La prospettiva di una contrazione che porterà i giapponesi – oggi 123 milioni – a scendere sotto i 100 milioni alla metà del secolo si rafforza e non serve a rasserenare un orizzonte segnato da decenni di stagnazione o prospettive su cui si addensano le ombre di rinnovate tensioni se non di conflitto in Estremo Oriente. Questo non viene ignorato da una popolazione che resta comunque in maggioranza poco sensibile ai provvedimenti a sostegno delle nascite perché intimorita dalla carenza delle infrastrutture per l’infanzia, dalla difficoltà per le donne a conciliare impiego e cura dei figli e dai costi eccessivi della prole, in un contesto reso ancora più incerto dalle conseguenze del distanziamento sociale e dalla difficoltà di molti a reperire le risorse necessarie per la famiglia o l’impresa.

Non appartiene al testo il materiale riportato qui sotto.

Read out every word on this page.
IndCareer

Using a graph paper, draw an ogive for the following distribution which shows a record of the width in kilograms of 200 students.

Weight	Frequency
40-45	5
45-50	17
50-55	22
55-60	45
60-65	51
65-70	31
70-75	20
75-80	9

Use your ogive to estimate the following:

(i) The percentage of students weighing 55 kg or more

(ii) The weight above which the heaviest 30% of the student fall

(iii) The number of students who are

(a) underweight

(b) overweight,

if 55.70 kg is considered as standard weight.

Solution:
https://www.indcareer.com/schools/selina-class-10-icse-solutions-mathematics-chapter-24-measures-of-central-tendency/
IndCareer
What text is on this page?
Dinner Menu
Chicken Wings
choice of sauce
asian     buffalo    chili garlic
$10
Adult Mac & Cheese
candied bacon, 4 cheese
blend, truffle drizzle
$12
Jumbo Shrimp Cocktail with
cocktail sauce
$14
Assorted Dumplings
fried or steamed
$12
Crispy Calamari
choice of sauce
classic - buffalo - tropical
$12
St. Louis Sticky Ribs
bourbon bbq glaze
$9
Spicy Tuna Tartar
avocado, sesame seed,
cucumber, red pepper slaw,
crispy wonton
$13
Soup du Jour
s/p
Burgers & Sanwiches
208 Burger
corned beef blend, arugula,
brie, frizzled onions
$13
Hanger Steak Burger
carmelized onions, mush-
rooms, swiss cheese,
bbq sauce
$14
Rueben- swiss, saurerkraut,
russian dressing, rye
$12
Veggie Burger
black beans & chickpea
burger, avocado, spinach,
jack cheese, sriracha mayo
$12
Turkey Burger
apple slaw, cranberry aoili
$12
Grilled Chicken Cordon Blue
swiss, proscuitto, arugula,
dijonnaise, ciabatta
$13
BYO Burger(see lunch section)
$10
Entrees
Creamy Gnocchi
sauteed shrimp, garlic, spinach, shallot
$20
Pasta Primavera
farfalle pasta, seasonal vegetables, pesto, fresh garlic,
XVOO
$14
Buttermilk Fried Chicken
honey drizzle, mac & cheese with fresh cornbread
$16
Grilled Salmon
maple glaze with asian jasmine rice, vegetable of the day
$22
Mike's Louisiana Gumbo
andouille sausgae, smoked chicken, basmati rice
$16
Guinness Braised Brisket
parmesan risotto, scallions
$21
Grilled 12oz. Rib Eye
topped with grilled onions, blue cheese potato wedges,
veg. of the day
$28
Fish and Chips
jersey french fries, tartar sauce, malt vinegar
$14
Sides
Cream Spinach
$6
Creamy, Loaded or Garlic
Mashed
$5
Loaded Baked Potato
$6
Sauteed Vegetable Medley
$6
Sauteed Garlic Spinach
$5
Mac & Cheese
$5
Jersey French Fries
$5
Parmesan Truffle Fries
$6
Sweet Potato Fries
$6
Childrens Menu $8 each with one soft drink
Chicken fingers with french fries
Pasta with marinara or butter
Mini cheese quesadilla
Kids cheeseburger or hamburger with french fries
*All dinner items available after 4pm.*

Allo snodo tra queste problematiche sta ora il rischio, paventato dallo stesso governo guidato da Fumio Kishida, che oltre il 30% delle piccole manifatture e iniziative commerciali possa scomparire entro il 2025. Di «un’era di chiusure di massa» di piccole attività imprenditoriali parla anche la Teikoku Databank, centro specializzato in ricerche sullo stato delle imprese, sottolineando le dimensioni del problema. A confermarlo è anche un rapporto governativo che nel 2019 valutava in 1,27 milioni i piccoli imprenditori che entro il 2025 avrebbero superato i 70 anni (considerata l’età massima per il pensionamento) senza avere eredi in grado di proseguire l’attività, spesso ereditata a loro volta. Lo stesso rapporto segnalava come il verificarsi di questa prospettiva potrebbe cancellare 6,5 milioni di posti di lavoro e incidere sull’economia per l’equivalente di 166 miliardi di dollari l’anno. Non solo.
In una nazione dove la speranza di vita per gli uomini è di 82 anni, il superamento entro il 2029 del traguardo degli ottant’anni di molti nati negli anni del boom demografico potrebbe falcidiare la gestione di un gran numero di aziende dove gli ultrasettantenni mantengono spesso un ruolo di indirizzo o la proprietà.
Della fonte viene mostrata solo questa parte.